Sen. Ron Wyden (D-Ore.) introduced a bill Thursday that would fine cable companies $500,000 per day for failing to provide “child-friendly” tiers of programming that included a minimum of 15 channels.
Wyden said the bill would help parents to filter inappropriate content without regulating every channel on cable.
“Parents who do not want their children to watch violent, obscene or sexually explicit programming should be able to choose a tier of programming appropriate for them,” Wyden said in a prepared statement. “The key here is to guarantee that parents will have adequate viewing options for their kids without imposing federal regulation on all paid content provided on satellite and cable.”
The bill would give cable and satellite providers one year to comply with the new law. In addition to the tiering requirement, Wyden’s bill would force pay TV providers to include channel-blocking instructions in monthly bills.

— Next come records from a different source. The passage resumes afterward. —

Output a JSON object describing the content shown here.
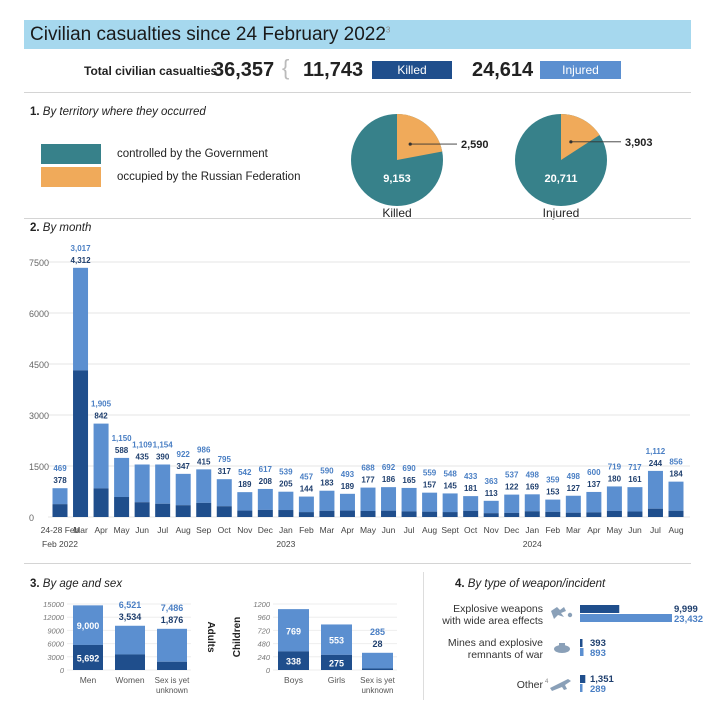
{
  "header": {
    "title": "Civilian casualties since 24 February 2022",
    "title_note": "3"
  },
  "totals": {
    "label": "Total civilian casualties",
    "total": "36,357",
    "killed": "11,743",
    "killed_label": "Killed",
    "injured": "24,614",
    "injured_label": "Injured"
  },
  "colors": {
    "killed": "#1f4e8c",
    "injured": "#5b8fd0",
    "government": "#37818a",
    "occupied": "#f0aa5a"
  },
  "territory": {
    "num": "1.",
    "title": "By territory where they occurred",
    "legend": [
      "controlled by the Government",
      "occupied by the Russian Federation"
    ],
    "pies": [
      {
        "label": "Killed",
        "government": 9153,
        "occupied": 2590,
        "government_label": "9,153",
        "occupied_label": "2,590"
      },
      {
        "label": "Injured",
        "government": 20711,
        "occupied": 3903,
        "government_label": "20,711",
        "occupied_label": "3,903"
      }
    ]
  },
  "by_month": {
    "num": "2.",
    "title": "By month"
  },
  "chart_data": [
    {
      "type": "bar",
      "stacked": true,
      "title": "By month",
      "ylim": [
        0,
        7500
      ],
      "yticks": [
        "0",
        "1500",
        "3000",
        "4500",
        "6000",
        "7500"
      ],
      "categories": [
        "24-28 Feb",
        "Mar",
        "Apr",
        "May",
        "Jun",
        "Jul",
        "Aug",
        "Sep",
        "Oct",
        "Nov",
        "Dec",
        "Jan",
        "Feb",
        "Mar",
        "Apr",
        "May",
        "Jun",
        "Jul",
        "Aug",
        "Sept",
        "Oct",
        "Nov",
        "Dec",
        "Jan",
        "Feb",
        "Mar",
        "Apr",
        "May",
        "Jun",
        "Jul",
        "Aug"
      ],
      "year_labels": [
        {
          "after": "24-28 Feb",
          "text": "2022"
        },
        {
          "under": "Jan",
          "index": 11,
          "text": "2023"
        },
        {
          "under": "Jan",
          "index": 23,
          "text": "2024"
        }
      ],
      "series": [
        {
          "name": "Killed",
          "values": [
            378,
            4312,
            842,
            588,
            435,
            390,
            347,
            415,
            317,
            189,
            208,
            205,
            144,
            183,
            189,
            177,
            186,
            165,
            157,
            145,
            181,
            113,
            122,
            169,
            153,
            127,
            137,
            180,
            161,
            244,
            184
          ]
        },
        {
          "name": "Injured",
          "values": [
            469,
            3017,
            1905,
            1150,
            1109,
            1154,
            922,
            986,
            795,
            542,
            617,
            539,
            457,
            590,
            493,
            688,
            692,
            690,
            559,
            548,
            433,
            363,
            537,
            498,
            359,
            498,
            600,
            719,
            717,
            1112,
            856
          ]
        }
      ]
    },
    {
      "type": "bar",
      "stacked": true,
      "title": "Adults",
      "ylim": [
        0,
        15000
      ],
      "yticks": [
        "0",
        "3000",
        "6000",
        "9000",
        "12000",
        "15000"
      ],
      "categories": [
        "Men",
        "Women",
        "Sex is yet unknown"
      ],
      "series": [
        {
          "name": "Killed",
          "values": [
            5692,
            3534,
            1876
          ]
        },
        {
          "name": "Injured",
          "values": [
            9000,
            6521,
            7486
          ]
        }
      ]
    },
    {
      "type": "bar",
      "stacked": true,
      "title": "Children",
      "ylim": [
        0,
        1200
      ],
      "yticks": [
        "0",
        "240",
        "480",
        "720",
        "960",
        "1200"
      ],
      "categories": [
        "Boys",
        "Girls",
        "Sex is yet unknown"
      ],
      "series": [
        {
          "name": "Killed",
          "values": [
            338,
            275,
            28
          ]
        },
        {
          "name": "Injured",
          "values": [
            769,
            553,
            285
          ]
        }
      ]
    },
    {
      "type": "bar",
      "orientation": "horizontal",
      "title": "By type of weapon/incident",
      "categories": [
        "Explosive weapons with wide area effects",
        "Mines and explosive remnants of war",
        "Other"
      ],
      "series": [
        {
          "name": "Killed",
          "values": [
            9999,
            393,
            1351
          ]
        },
        {
          "name": "Injured",
          "values": [
            23432,
            893,
            289
          ]
        }
      ]
    }
  ],
  "age_sex": {
    "num": "3.",
    "title": "By age and sex",
    "adults_label": "Adults",
    "children_label": "Children"
  },
  "weapon": {
    "num": "4.",
    "title": "By type of weapon/incident",
    "other_note": "4",
    "rows": [
      {
        "label_lines": [
          "Explosive weapons",
          "with wide area effects"
        ],
        "icon": "explosion-icon"
      },
      {
        "label_lines": [
          "Mines and explosive",
          "remnants of war"
        ],
        "icon": "landmine-icon"
      },
      {
        "label_lines": [
          "Other"
        ],
        "icon": "rifle-icon"
      }
    ]
  }
}
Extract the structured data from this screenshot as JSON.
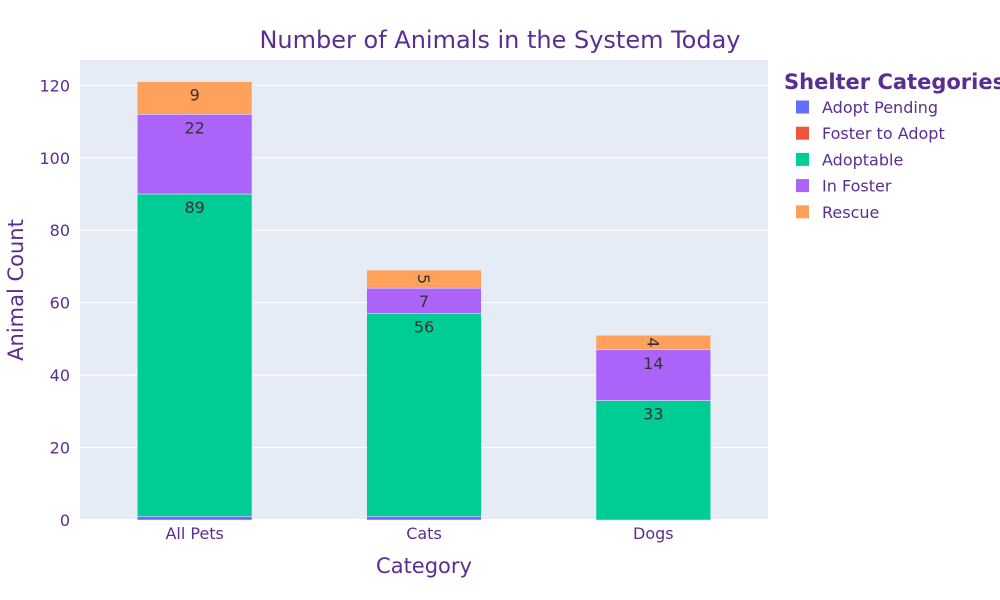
{
  "chart_data": {
    "type": "bar",
    "barmode": "stack",
    "title": "Number of Animals in the System Today",
    "xlabel": "Category",
    "ylabel": "Animal Count",
    "categories": [
      "All Pets",
      "Cats",
      "Dogs"
    ],
    "ylim": [
      0,
      127
    ],
    "yticks": [
      0,
      20,
      40,
      60,
      80,
      100,
      120
    ],
    "legend_title": "Shelter Categories",
    "legend_position": "right",
    "grid": true,
    "series": [
      {
        "name": "Adopt Pending",
        "color": "#636efa",
        "values": [
          1,
          1,
          0
        ],
        "labels": [
          "",
          "",
          ""
        ]
      },
      {
        "name": "Foster to Adopt",
        "color": "#ef553b",
        "values": [
          0,
          0,
          0
        ],
        "labels": [
          "",
          "",
          ""
        ]
      },
      {
        "name": "Adoptable",
        "color": "#00cc96",
        "values": [
          89,
          56,
          33
        ],
        "labels": [
          "89",
          "56",
          "33"
        ]
      },
      {
        "name": "In Foster",
        "color": "#ab63fa",
        "values": [
          22,
          7,
          14
        ],
        "labels": [
          "22",
          "7",
          "14"
        ]
      },
      {
        "name": "Rescue",
        "color": "#ffa15a",
        "values": [
          9,
          5,
          4
        ],
        "labels": [
          "9",
          "5",
          "4"
        ]
      }
    ]
  }
}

In his statement, Wyden insisted that his bill would not “dictate how the programming must be offered,” except for the 15-channel minimum.
“The bill leaves it up to the operator whether to offer the kids’ tier as part of a basic or expanded-basic package or as a completely separate package,” Wyden said.
A new law was necessary, he added, because children spend more time watching TV than anything else except sleeping and because a majority of parents have told pollsters that they are very concerned about TV sex and profanity during early evening hours when children are in the audience.
But Wyden said his approach -- creating a programming zone suitable for kids in lieu of a pure a la carte regime -- was intended to address other poll results showing that people were concerned about excessive governmental regulation and believed parents should take responsibility for the programming they purchase.
The National Cable & Telecommunications Association said consumer education was preferable to government programming mandates.
"The FCC [Federal Communications Commission] and GAO [Government Accountability Office] have both independently concluded that government-mandated a la carte or themed tiers would result in higher prices for consumers, plus reduce choice and diversity in programming,” NCTA spokesman Brian Dietz said.
“We don't believe that is a winning solution for consumers,” he added. “Instead, we believe that providing our customers with the widest array of programming for the entire family, plus easy-to-use parental-control devices that enable families to block content they feel is inappropriate, provides the best options for families to manage their home TV viewing.”